Process Operation in Operating System

Most systems support at least two types of operations that can be invoked on a process creation and process deletion.

Process Creation

A parent process and then children of that process can be created. When more than one process is created several possible implementations exist.

• Parent and child can execute concurrently.
• The Parents waits  until all of its children have terminated.
• The parent and children share all resources in common.
• The children share only a subset of their parent’s resources.

 Process Termination

      A child process can be terminated in the following ways:

• A parent may terminate the execution of one of its children for a following reasons:

1. The child has exceeded its allocation resource usage.
2. The task assigned to its child is no longer required.

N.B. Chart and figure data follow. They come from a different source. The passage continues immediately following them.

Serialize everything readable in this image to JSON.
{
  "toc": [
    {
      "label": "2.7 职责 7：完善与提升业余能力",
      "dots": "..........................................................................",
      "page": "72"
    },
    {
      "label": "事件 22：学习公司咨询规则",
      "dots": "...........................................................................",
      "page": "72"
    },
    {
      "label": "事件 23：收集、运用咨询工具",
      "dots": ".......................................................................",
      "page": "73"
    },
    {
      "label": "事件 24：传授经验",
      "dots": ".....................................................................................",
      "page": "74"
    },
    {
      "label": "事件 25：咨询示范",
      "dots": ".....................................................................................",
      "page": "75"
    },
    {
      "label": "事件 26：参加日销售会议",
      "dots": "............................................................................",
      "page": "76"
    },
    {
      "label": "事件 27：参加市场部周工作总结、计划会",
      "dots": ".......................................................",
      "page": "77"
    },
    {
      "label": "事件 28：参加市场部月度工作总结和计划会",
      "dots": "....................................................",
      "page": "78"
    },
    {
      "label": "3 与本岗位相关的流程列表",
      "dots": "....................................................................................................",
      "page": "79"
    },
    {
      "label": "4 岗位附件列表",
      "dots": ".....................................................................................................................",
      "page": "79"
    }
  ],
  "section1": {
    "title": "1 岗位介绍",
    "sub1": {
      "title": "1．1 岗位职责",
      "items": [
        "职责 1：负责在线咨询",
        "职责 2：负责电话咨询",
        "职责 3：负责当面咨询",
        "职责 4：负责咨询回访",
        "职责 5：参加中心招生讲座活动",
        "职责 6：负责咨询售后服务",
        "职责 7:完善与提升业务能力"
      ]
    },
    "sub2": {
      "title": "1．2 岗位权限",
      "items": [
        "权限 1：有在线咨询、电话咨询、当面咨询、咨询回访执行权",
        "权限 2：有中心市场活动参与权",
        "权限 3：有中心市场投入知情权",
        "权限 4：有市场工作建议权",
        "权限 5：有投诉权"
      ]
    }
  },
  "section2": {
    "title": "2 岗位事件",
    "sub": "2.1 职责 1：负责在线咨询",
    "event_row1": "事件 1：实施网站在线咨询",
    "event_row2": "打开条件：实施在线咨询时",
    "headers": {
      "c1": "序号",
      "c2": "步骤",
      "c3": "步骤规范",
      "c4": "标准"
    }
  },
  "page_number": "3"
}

• If a parent has terminated than its children must be terminated.

Principles of Concurrency

Both interleaved and overlapped processes can be viewed as examples of concurrent processes, they both present the same problems. 
The relative speed of execution cannot be predicted. It depends on the following:  

• The activities of other processes
• The way operating system handles interrupts
• The scheduling policies of the operating system

Problems in Concurrency

• Sharing global resources: Sharing of global resources safely is difficult. If two processes both make use of a global variable and both perform read and write on that variable, then the order in which various read and write are executed is critical.
• Optimal allocation of resources: It is difficult for the operating system to manage the allocation of resources optimally.
• Locating programming errors: It is very difficult to locate a programming error because reports are usually not reproducible.
• Locking the channel: It may be inefficient for the operating system to simply lock the channel and prevents its use by other processes.

Advantages of Concurrency

• Running of multiple applications: It enable to run multiple applications at the same time.
• Better resource utilization: It enables that the resources that are unused by one application can be used for other applications.
• Better average response time: Without concurrency, each application has to be run to completion before the next one can be run.
• Better performance: It enables the better performance by the operating system. When one application uses only the processor and another application uses only the disk drive then the time to run both applications concurrently to completion will be shorter than the time to run each application consecutively.

Drawbacks of Concurrency

• It is required to protect multiple applications from one another.
• It is required to coordinate multiple applications through additional mechanisms.
• Additional performance overheads and complexities in operating systems are required for switching among applications.
• Sometimes running too many applications concurrently leads to severely degraded performance.

Issues of Concurrency

• Non-atomic: Operations that are non-atomic but interruptible by multiple processes can cause problems.
• Race conditions: A race condition occurs of the outcome depends on which of several processes gets to a point first.
• Blocking: Processes can block waiting for resources. A process could be blocked for long period of time waiting for input from a terminal. If the process is required to periodically update some data, this would be very undesirable.
• Starvation: Starvation occurs when a process does not obtain service to progress.
• Deadlock: Deadlock occurs when two processes are blocked and hence neither can proceed to execute.

Conclusion

Concurrency in Operating Systems refers to the major quark forming a basis of design that allows more than one process or thread to execute with others. This improves system efficiency since the CPU is utilized to its maximum capacity, hence enhancing response time and supporting multitasking. It also gives way to a lot of complexity regarding race conditions, deadlocks, and resource contention. This concurrency will be effectively utilized through the utilization of management techniques, such as process synchronization, mutual exclusion, and deadlock avoidance strategies that will ensure stability and predictability of behavior within the system.